Худая, с бледными впалыми щеками, большеглазая. В длинном, до пят, платье из струящегося черного шелка.
На тяжелых косах девушки лежал сиреневый шарф.
Девушка безмолвно всплеснула руками – звякнули золотые браслеты на запястьях. Она быстро поднялась по двум ступенькам и уселась на диванчик напротив меня, предварительно разгладив юбку под своим худым (по муромским стандартам) задиком.
Впрочем, даже эта элегантная деталь не была способна замаскировать прагматическую точность каждого движения вошедшей.

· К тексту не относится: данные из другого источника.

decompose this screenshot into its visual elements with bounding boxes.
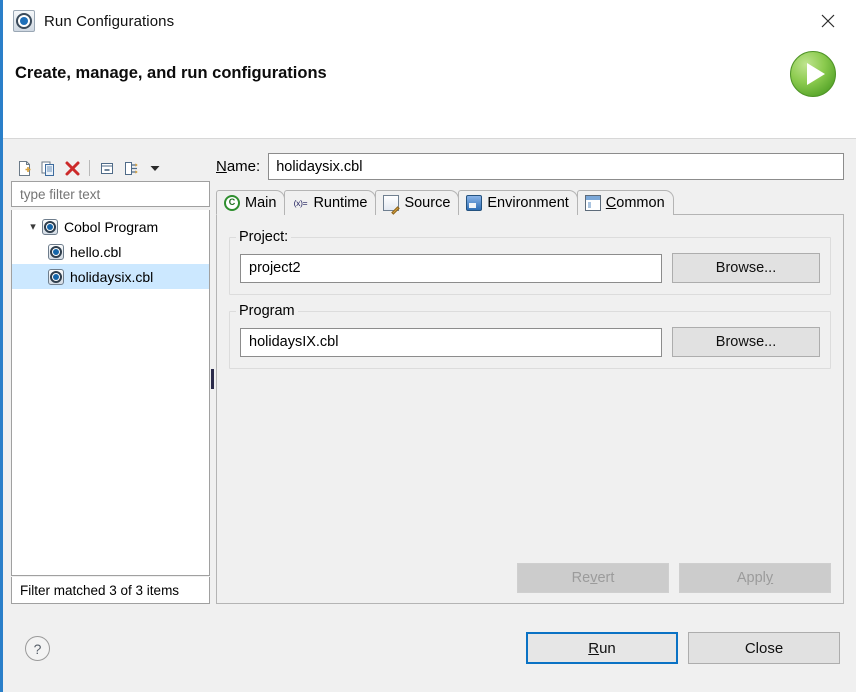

О, как хорошо я знал эту «фирменную» грацию! Так двигалась ротмистр Хвови Аноширван, медсестры в госпитале, все клонские женщины-офицеры…
Кабинку затопил сладкий аромат засыпающей розы – любимый аромат женщин Великой Конкордии. И что только они в нем находят?
Первая мысль, зарегистрированная моим, изрядно затуманенным парами алкоголя мозгом, была прямой, как лезвие опасной бритвы.
«Мы проиграли войну. И эта женщина сейчас снова заберет меня в концлагерь».
Я вскочил – как будто пружина во мне распрямилась. Сползла с моих ног и шлепнулась на пол тарелка с кедровыми орешками – к счастью, деревянная. Я попятился. Будь у меня пистолет…
Впрочем, пистолета у меня не было.
– Саша, что с тобой? – всхлипнула девушка.
– Со мной? – переспросил я, с трудом наводя резкость. – Со мной – ничего.
– Но у тебя такое лицо… Такое лицо! – Девушка прижала руки к груди в интернациональном жесте отчаяния.
И только тогда до меня дошло – передо мной не просто девушка в черном шелковом платье.
Передо мной не просто конкордианский офицер.
Передо мной Риши Ар. Подруга и соперница моей погибшей невесты. Свидетельница ее гибели. И какие дэвы принесли ее в Новгород Златовратный?
– Встань на путь солнца, Александр! – поприветствовала меня Риши.
Пожалуй, на то, чтобы научиться не вспоминать последние минуты на яхте «Яуза», я потратил столько же душевных сил, сколько некогда ушло у меня на то, чтобы научиться пилотировать истребитель. А это довольно много.
Может быть, меня можно назвать трусом.
Но трусом я себя не считаю.
Я обычный, без пяти минут – «средний». Будучи таким, нелегко вспоминать о том, как умирает девушка, которую ты любил и звал замуж. Потому что в смерти – даже на войне – нет ничего «обычного» и «среднего».